Guidelines for Families on Churchyard Matters
The marking of the place of burial is extremely important; it not only gives due respect to the departed, but for many people is an important focus within the grieving process and beyond.
A churchyard is a place of Christian burial and as such it is right that we are sensitive to the tradition and nature of the churchyard, which is different in some respects from that of a local authority cemetery.
Anyone who lives or dies in the parish or whose name is on the electoral roll of the parish has a right to be buried in the parish churchyard. No-one else can be buried there without the consent of the minister and PCC. Usually some significant connection between the person and the parish would be needed.
Churchyards provide areas of peaceful reflection and prayer for the bereaved and for the wider community and must be easily maintainable by volunteers in the parish. As such only certain types of memorials can be permitted.
Under the Churchyard Regulations the Rector can permit certain types of memorial.
The parish priest may give permission for the following
- Headstones not exceeding 150cm x 90cm
- Crosses not exceeding 180 cm high or 90cm wide
- Flat stones not exceeding 150 cm x 90 cm
- Plain open books up to 45 cm high and 75cm wide
- Fixed memorial vases up to 30 cm x 20 cm x 20 cm
- Flat stones over cremated remains up to 30 cm x 37cm
Inscriptions should be simple, dignified and reverent.
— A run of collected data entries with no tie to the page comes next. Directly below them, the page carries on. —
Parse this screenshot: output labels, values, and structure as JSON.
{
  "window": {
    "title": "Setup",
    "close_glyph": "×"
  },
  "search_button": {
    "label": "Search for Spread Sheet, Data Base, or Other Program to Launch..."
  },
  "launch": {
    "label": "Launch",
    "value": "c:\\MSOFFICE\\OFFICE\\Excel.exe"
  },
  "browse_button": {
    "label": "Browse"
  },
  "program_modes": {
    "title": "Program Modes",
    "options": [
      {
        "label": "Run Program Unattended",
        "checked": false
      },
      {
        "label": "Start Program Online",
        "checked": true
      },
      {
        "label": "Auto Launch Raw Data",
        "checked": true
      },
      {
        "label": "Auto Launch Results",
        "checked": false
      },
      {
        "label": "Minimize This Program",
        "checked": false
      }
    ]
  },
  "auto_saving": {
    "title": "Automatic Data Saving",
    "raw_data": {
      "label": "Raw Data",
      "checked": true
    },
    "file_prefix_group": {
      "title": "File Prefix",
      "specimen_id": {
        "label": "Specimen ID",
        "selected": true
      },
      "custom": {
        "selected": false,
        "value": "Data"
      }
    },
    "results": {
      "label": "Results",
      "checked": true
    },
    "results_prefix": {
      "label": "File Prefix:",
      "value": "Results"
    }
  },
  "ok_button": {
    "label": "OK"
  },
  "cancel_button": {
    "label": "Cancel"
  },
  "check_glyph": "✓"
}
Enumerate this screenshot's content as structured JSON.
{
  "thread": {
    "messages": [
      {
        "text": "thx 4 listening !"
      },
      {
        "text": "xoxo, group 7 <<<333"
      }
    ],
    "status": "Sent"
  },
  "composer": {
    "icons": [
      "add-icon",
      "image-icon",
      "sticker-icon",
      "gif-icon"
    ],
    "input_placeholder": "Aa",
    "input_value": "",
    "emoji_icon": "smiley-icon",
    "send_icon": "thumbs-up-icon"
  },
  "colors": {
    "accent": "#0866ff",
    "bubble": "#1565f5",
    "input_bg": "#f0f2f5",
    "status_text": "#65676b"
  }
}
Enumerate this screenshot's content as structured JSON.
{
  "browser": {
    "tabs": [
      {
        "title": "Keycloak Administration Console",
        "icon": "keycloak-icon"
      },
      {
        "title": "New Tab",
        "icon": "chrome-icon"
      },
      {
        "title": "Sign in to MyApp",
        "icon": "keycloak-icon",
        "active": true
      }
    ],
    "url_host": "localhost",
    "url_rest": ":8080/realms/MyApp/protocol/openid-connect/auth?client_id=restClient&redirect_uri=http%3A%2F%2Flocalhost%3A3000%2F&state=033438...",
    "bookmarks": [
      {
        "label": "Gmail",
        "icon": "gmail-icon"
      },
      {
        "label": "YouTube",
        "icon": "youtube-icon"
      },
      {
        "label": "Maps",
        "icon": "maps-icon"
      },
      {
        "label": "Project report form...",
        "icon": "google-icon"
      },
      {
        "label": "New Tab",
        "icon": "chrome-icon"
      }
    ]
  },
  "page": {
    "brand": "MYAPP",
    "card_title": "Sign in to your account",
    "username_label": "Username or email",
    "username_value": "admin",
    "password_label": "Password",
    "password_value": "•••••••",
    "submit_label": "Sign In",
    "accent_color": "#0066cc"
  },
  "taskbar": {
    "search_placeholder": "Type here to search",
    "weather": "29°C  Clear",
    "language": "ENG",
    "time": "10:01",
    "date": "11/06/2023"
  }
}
The formal application form, filled in when you visit the funeral director or stonemason, gives further details about stone type (which should be natural and non-reflecting).
For several reasons, many of them to do with maintenance and aesthetics, there are some things that the parish priest cannot give permission for
- Kerbs, railings, fencing, chippings
- Heart shaped stones
- Anything fixed or hanging to the monument
- Plastic or synthetic materials
- Any carving other than flora, fauna and small crosses.
Some of these may be allowed, but permission must be gained from the person in the Diocese who has the statutory legal oversight of churchyards.
The following guidelines are designed to help the PCC maintain the churchyard.
- The surface of the churchyard shall be kept, as far as possible, level and free
of grass mounds. The PCC may level any mound at its discretion at any time more than thirteen months after the last internment in the grave.
- Bulbs and small annual plants may be planted in the soil of a grave being within the area previously excavated. Plants or flowers may be placed in a removable sunken container. Unless they are kept tidy the PCC may remove such containers and treat the grave as part of the turf and mow it over.
- Wreaths or cut flowers may be laid direct on any grave or in any vase authorised by these regulations.
- No artificial flower (other than “Silk” flowers i.e. having a mixture of polyester/cotton) may be placed in the churchyard and if they are so placed the PCC may remove them.
- The PCC may remove flowers of whatever kind and wreaths if such flowers and wreaths have wilted or died or otherwise having regard for their state.